Bea, however, was more sensitive than most children to tension—perhaps she sensed that Helena’s friendly cheer was forced, or that her father was completely distraught. She was never fond of meeting strangers, but today she was twice as frozen. Her motion, as she curtsied to Helena, was badly uncoordinated. Hastings, afraid she’d lose her balance, had his hand held out at the ready.

“I am your stepmother.” Helena knelt down on one knee—she had a natural, easy way with children. “May I call you Bea?”

Bea nodded jerkily, as if someone had yanked on a string to move her head.

“I am a publisher of books. Do you like to read?”

Bea nodded again.

“But you don’t like to speak?”

Bea looked down and gripped Hastings’s hand.

“She is shy,” he said.

Shy and afraid, his poor child.

Helena did not acknowledge him. “I am very glad to meet you, Bea. I hope we will become good friends, as we will”—her voice faltered for a moment—“be spending a great deal of time together.”

Had she been unable to speak because the thought of marriage to him was a spike through her lungs? His own lungs burned with a futile misery.

Helena straightened. “I’ve heard it said that children should be seen and not heard. I’ve never believed it myself. It has been lovely to see you, Bea. I hope someday I will hear your voice.”

She smiled again at Bea, but it was a wan smile. It startled Hastings to realize that she was disappointed. Without quite thinking about it, he said, “Remember what Papa told you, poppet? Lady Hastings was badly injured only recently, but she has come all this way to see you. Can you wave at her? Your special wave?”

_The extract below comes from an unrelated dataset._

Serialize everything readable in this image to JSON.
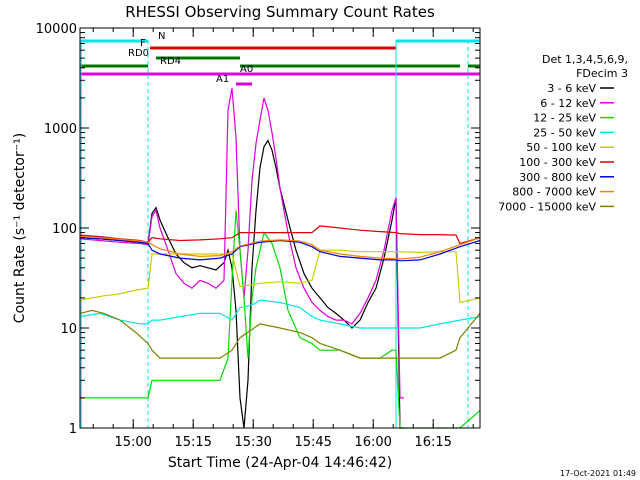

He realized his mistake as soon as he’d finished speaking. Even normal children often responded unpredictably to sudden demands made upon them. Bea, who was piously devoted to her routine and already nervous at the introduction of a stranger, would be entirely paralyzed by his unexpected request.

And she was. She sucked in her cheeks, pressed her lips together, and stared down at the tips of her small boots. Like a tortoise pulling its head and limbs into its shell when faced with danger and uncertainties, Bea, too, had withdrawn into her shell.

H
elena bit the inside of her lips. She would have been fine taking her leave of Bea without any special gesture from the child. She did not need Hastings to apply pressure to the girl—or the scene that was likely to result.

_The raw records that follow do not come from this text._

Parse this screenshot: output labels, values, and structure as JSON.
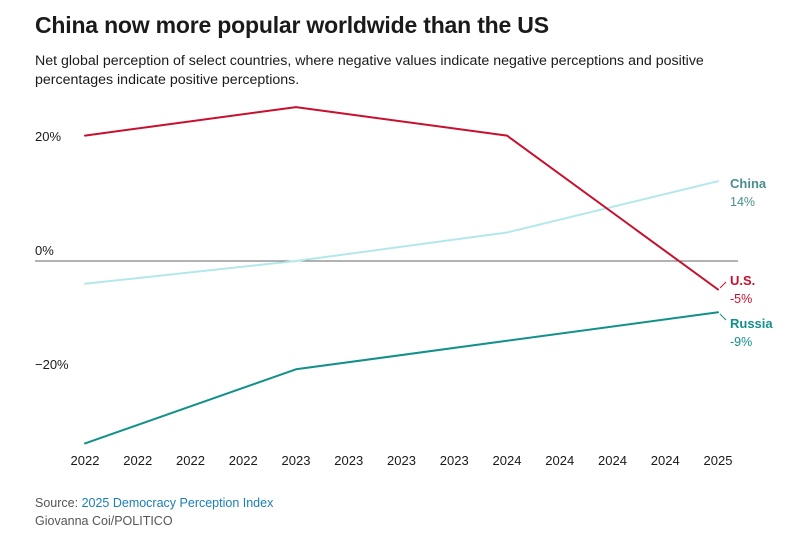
{
  "title": "China now more popular worldwide than the US",
  "subtitle": "Net global perception of select countries, where negative values indicate negative perceptions and positive percentages indicate positive perceptions.",
  "footer": {
    "source_prefix": "Source: ",
    "source_link": "2025 Democracy Perception Index",
    "credit": "Giovanna Coi/POLITICO"
  },
  "chart_data": {
    "type": "line",
    "title": "China now more popular worldwide than the US",
    "subtitle": "Net global perception of select countries, where negative values indicate negative perceptions and positive percentages indicate positive perceptions.",
    "xlabel": "",
    "ylabel": "",
    "x_tick_labels": [
      "2022",
      "2022",
      "2022",
      "2022",
      "2023",
      "2023",
      "2023",
      "2023",
      "2024",
      "2024",
      "2024",
      "2024",
      "2025"
    ],
    "x": [
      2022,
      2023,
      2024,
      2025
    ],
    "ylim": [
      -33,
      27
    ],
    "y_ticks": [
      {
        "value": 20,
        "label": "20%"
      },
      {
        "value": 0,
        "label": "0%"
      },
      {
        "value": -20,
        "label": "−20%"
      }
    ],
    "grid": false,
    "legend": "direct labels at line ends (right)",
    "series": [
      {
        "name": "U.S.",
        "values": [
          22,
          27,
          22,
          -5
        ],
        "end_label": "-5%",
        "color": "#c8102e"
      },
      {
        "name": "China",
        "values": [
          -4,
          0,
          5,
          14
        ],
        "end_label": "14%",
        "color": "#b3e8ea",
        "label_color": "#4a8e90"
      },
      {
        "name": "Russia",
        "values": [
          -32,
          -19,
          -14,
          -9
        ],
        "end_label": "-9%",
        "color": "#12908a",
        "label_color": "#12908a"
      }
    ]
  },
  "colors": {
    "zero_line": "#666666",
    "text": "#1a1a1a",
    "footer": "#555555",
    "link": "#1a7fb5"
  }
}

Hastings already looked defeated, as if he were about to tell Bea to pay no mind to what he’d just said and go back to what she was doing. But in the next moment, he took a deep breath and lowered himself so that his eyes were level with his daughter’s.

“I don’t mean to make things difficult for you, poppet, and I apologize if I have. But you see, it is a very special day for Papa to bring Lady Hastings home. And I am so happy and excited.”

That voice of his—he could have requested women to remove their corsets in public and some would have agreed. And his profile, that amazingly perfect profile, reminding her of an old-master painting of an archangel at prayer, wholehearted and…

Humble.

She was not accustomed to seeing him humble. Her mind could not recognize him as the same nasty boy she’d known in her adolescence, and therefore failed to superimpose the boy’s repellent sneers upon his features.

All she could see was the young father of a child who must be handled with delicacy, treating that child with great care and respect.

Bea kept rigidly still, giving no indication she’d heard her father at all. She was not an unlovely child. Her straight, fine hair was an almost icy blond. She had wide, blue eyes, a soft pink mouth, and a rather darling overbite to her teeth. But she lacked entirely the charm and vibrancy that one often encountered in pretty young girls who were much adored by their parents.